Cascavel – A Secretaria Municipal de Saúde de Cascavel anunciou sexta-feira (10) que está antecipando de cinco meses para quatro meses e meio a dose de reforço contra a Covid-19. Em entrevista ao O Paraná na sexta-feira, o secretário de Saúde de Cascavel, Miroslau Bailak, já havia adiantando que a secretaria estava estudando ações para que nenhuma dose de vacina se perca por conta da validade, já que cerca de cinco mil doses da Pfizer vencem nos próximos dias.

Como tentativa de chamar a atenção da população, além da vacinação das unidades de saúde, a imunização ocorre neste sábado, no ônibus do Comboio da Saúde, que está em frente à Catedral Nossa Senhora Aparecida. Além disso, as unidades de saúde do Aclimação, Cancelli, Claudete, Neva, Parque São Paulo, Santa Cruz, Santa Felicidade, Cascavel velho, São Cristóvão, Floresta, Pacaembu e Brasmadeira, estão abertas no sábado das 8h às 16h.

A vacinação terá sequência com primeira dose para o público geral a partir de 12 anos e ainda aplicação da segunda e terceira doses. Para a dose de reforço, o público alvo é o que tomou a segunda dose vacina até o dia 27 de julho.

Na sexta-feira (10), depois de duas semanas sem nenhum registro de óbito por Covid-19, Cascavel confirmou a morte de uma idosa de 84 anos, com comorbidades.

 

2ª DOSE ATRASADA

A Secretaria de Estado da Saúde divulgou na sexta-feira (10) um levantamento que apontou que 1.184.889 paranaenses estão com a segunda dose da vacina contra a Covid-19 atrasada. Desses, 1.006.617 não tomaram a segundo dose da Pfizer/Biontech ou Oxford/AstraZeneca, cujo intervalo de aplicação variou de quatro a seis meses ao longo do ano. Outros 178.272 não tomaram o reforço da CoronaVac/Butantan, cujo prazo é menor, de apenas três semanas.

O estudo levou em consideração os chamados faltosos, pessoas que apareceram para tomar a primeira dose e por algum motivo não especificado não tomaram a segunda. O balanço, que utiliza dados do dia 8 de dezembro, também considera possível atraso das informações repassadas pelos 399 municípios paranaense ao Ministério da Saúde, que regula o sistema de informações. Os dados ainda são preliminares, mas merece atenção.

Segundo o Ministério da Saúde e as farmacêuticas que fabricam as três vacinas, a proteção mais alta contra as formas mais graves da doença acontece duas semanas após a aplicação da segunda dose. Atualmente, já foi aprovada a terceira dose em toda a população adulta depois de cinco meses da segunda aplicação, com orientação para que a adicional seja de fabricante diverso das primeiras.
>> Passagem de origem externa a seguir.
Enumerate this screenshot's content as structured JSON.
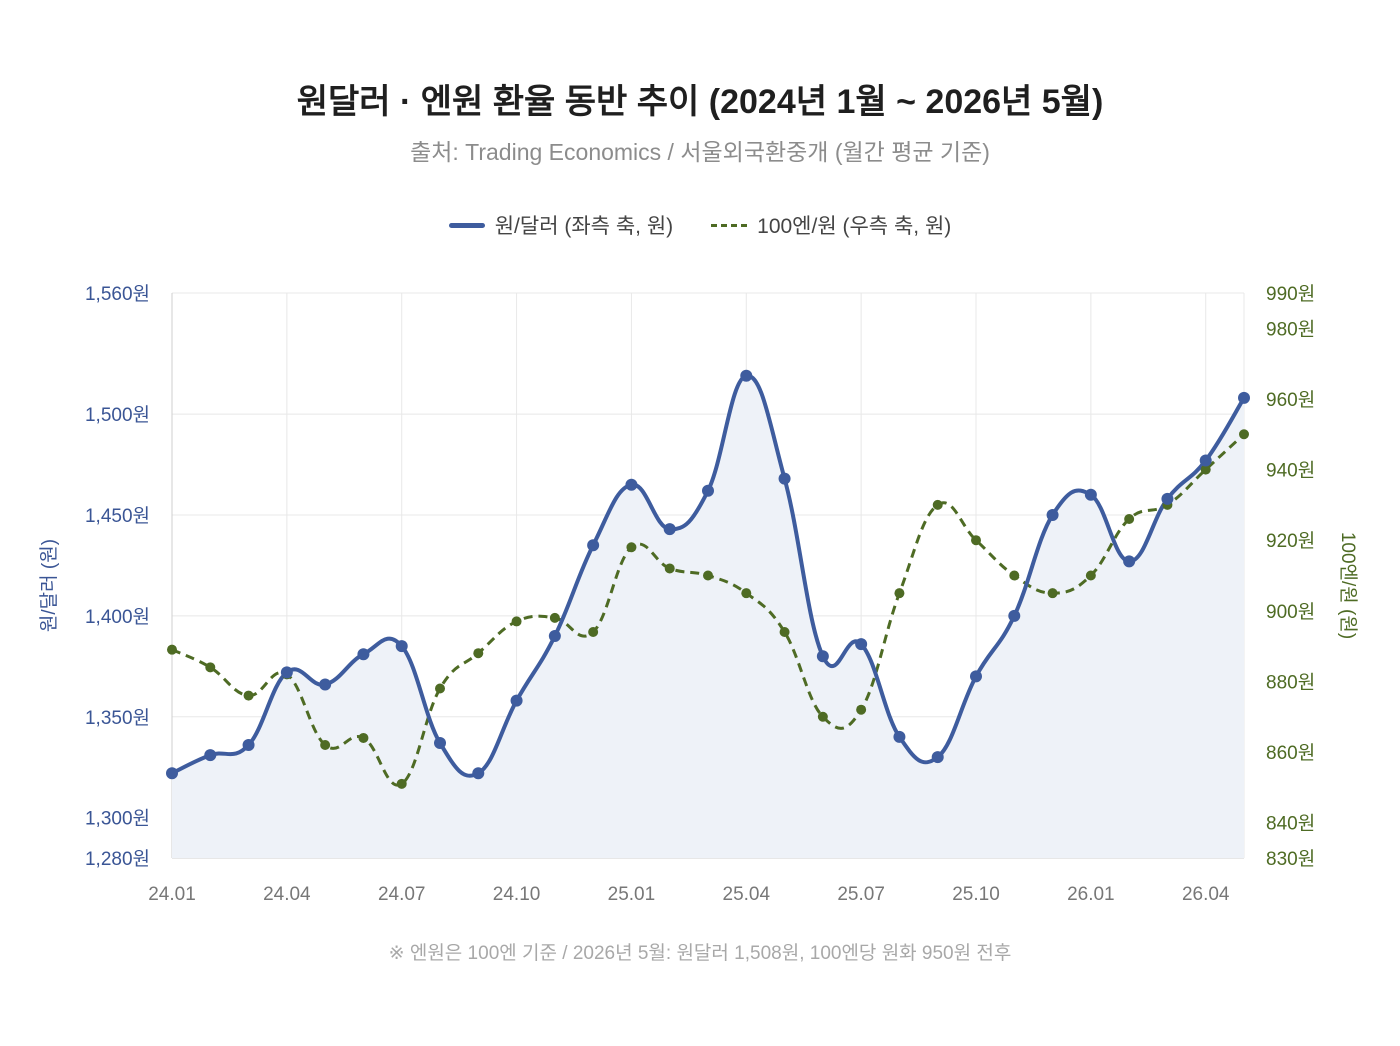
{
  "chart_data": {
    "type": "line",
    "title": "원달러 · 엔원 환율 동반 추이 (2024년 1월 ~ 2026년 5월)",
    "subtitle": "출처: Trading Economics / 서울외국환중개 (월간 평균 기준)",
    "footnote": "※ 엔원은 100엔 기준 / 2026년 5월: 원달러 1,508원, 100엔당 원화 950원 전후",
    "ylabel_left": "원/달러 (원)",
    "ylabel_right": "100엔/원 (원)",
    "ylim_left": [
      1280,
      1560
    ],
    "ylim_right": [
      830,
      990
    ],
    "yticks_left": [
      "1,280원",
      "1,300원",
      "1,350원",
      "1,400원",
      "1,450원",
      "1,500원",
      "1,560원"
    ],
    "yticks_left_values": [
      1280,
      1300,
      1350,
      1400,
      1450,
      1500,
      1560
    ],
    "yticks_right": [
      "830원",
      "840원",
      "860원",
      "880원",
      "900원",
      "920원",
      "940원",
      "960원",
      "980원",
      "990원"
    ],
    "yticks_right_values": [
      830,
      840,
      860,
      880,
      900,
      920,
      940,
      960,
      980,
      990
    ],
    "x_tick_labels": [
      "24.01",
      "24.04",
      "24.07",
      "24.10",
      "25.01",
      "25.04",
      "25.07",
      "25.10",
      "26.01",
      "26.04"
    ],
    "x_tick_indices": [
      0,
      3,
      6,
      9,
      12,
      15,
      18,
      21,
      24,
      27
    ],
    "x": [
      "24.01",
      "24.02",
      "24.03",
      "24.04",
      "24.05",
      "24.06",
      "24.07",
      "24.08",
      "24.09",
      "24.10",
      "24.11",
      "24.12",
      "25.01",
      "25.02",
      "25.03",
      "25.04",
      "25.05",
      "25.06",
      "25.07",
      "25.08",
      "25.09",
      "25.10",
      "25.11",
      "25.12",
      "26.01",
      "26.02",
      "26.03",
      "26.04",
      "26.05"
    ],
    "grid": true,
    "legend_position": "top-center",
    "series": [
      {
        "name": "원/달러 (좌측 축, 원)",
        "axis": "left",
        "style": "solid",
        "color": "#3e5c9e",
        "fill": "#eef2f8",
        "values": [
          1322,
          1331,
          1336,
          1372,
          1366,
          1381,
          1385,
          1337,
          1322,
          1358,
          1390,
          1435,
          1465,
          1443,
          1462,
          1519,
          1468,
          1380,
          1386,
          1340,
          1330,
          1370,
          1400,
          1450,
          1460,
          1427,
          1458,
          1477,
          1508
        ]
      },
      {
        "name": "100엔/원 (우측 축, 원)",
        "axis": "right",
        "style": "dashed",
        "color": "#4e6b24",
        "values": [
          889,
          884,
          876,
          882,
          862,
          864,
          851,
          878,
          888,
          897,
          898,
          894,
          918,
          912,
          910,
          905,
          894,
          870,
          872,
          905,
          930,
          920,
          910,
          905,
          910,
          926,
          930,
          940,
          950
        ]
      }
    ]
  }
}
O secretário estadual de Saúde, Beto Preto, que esteve sexta-feira em Cascavel, alertou que já foi feito pedido para os municípios realizarem busca ativa nas suas populações. “Temos vacinas para atender todo esse público e precisamos vacinar com a segunda dose, o que garante proteção completa. Temos que resolver essa situação em paralelo com a chegada das terceiras doses para a população. O Paraná tem uma tradição de vacinação e temos que ir atrás dessas pessoas. É um esforço pela defesa da sociedade”, afirmou.

 

VACINÔMETRO

Quase 11 meses após o início da campanha, segundo o Vacinômetro nacional, o Paraná já aplicou 17.779.208 doses. É o quinto estado que mais aplicou primeiras doses, com 8.956.828 imunizantes administrados, e o sexto que mais completou o esquema vacinal em toda a população, com 7.536.231 segundas doses e 21.422 doses únicas. Atualmente, 67% da população está com as duas doses, segundo o consórcio de veículos de imprensa.

 

Foto: Secom

Regras sanitárias “adiadas”

O governo federal vai adiar em uma semana a entrada em vigor das regras sanitárias para viajantes ingressarem no país. O motivo foi o ataque cibernético a sites, aplicativos e sistemas do Ministério da Saúde, na madrugada de sexta-feira (10). As novas regras sanitárias entrariam em vigor neste sábado (11).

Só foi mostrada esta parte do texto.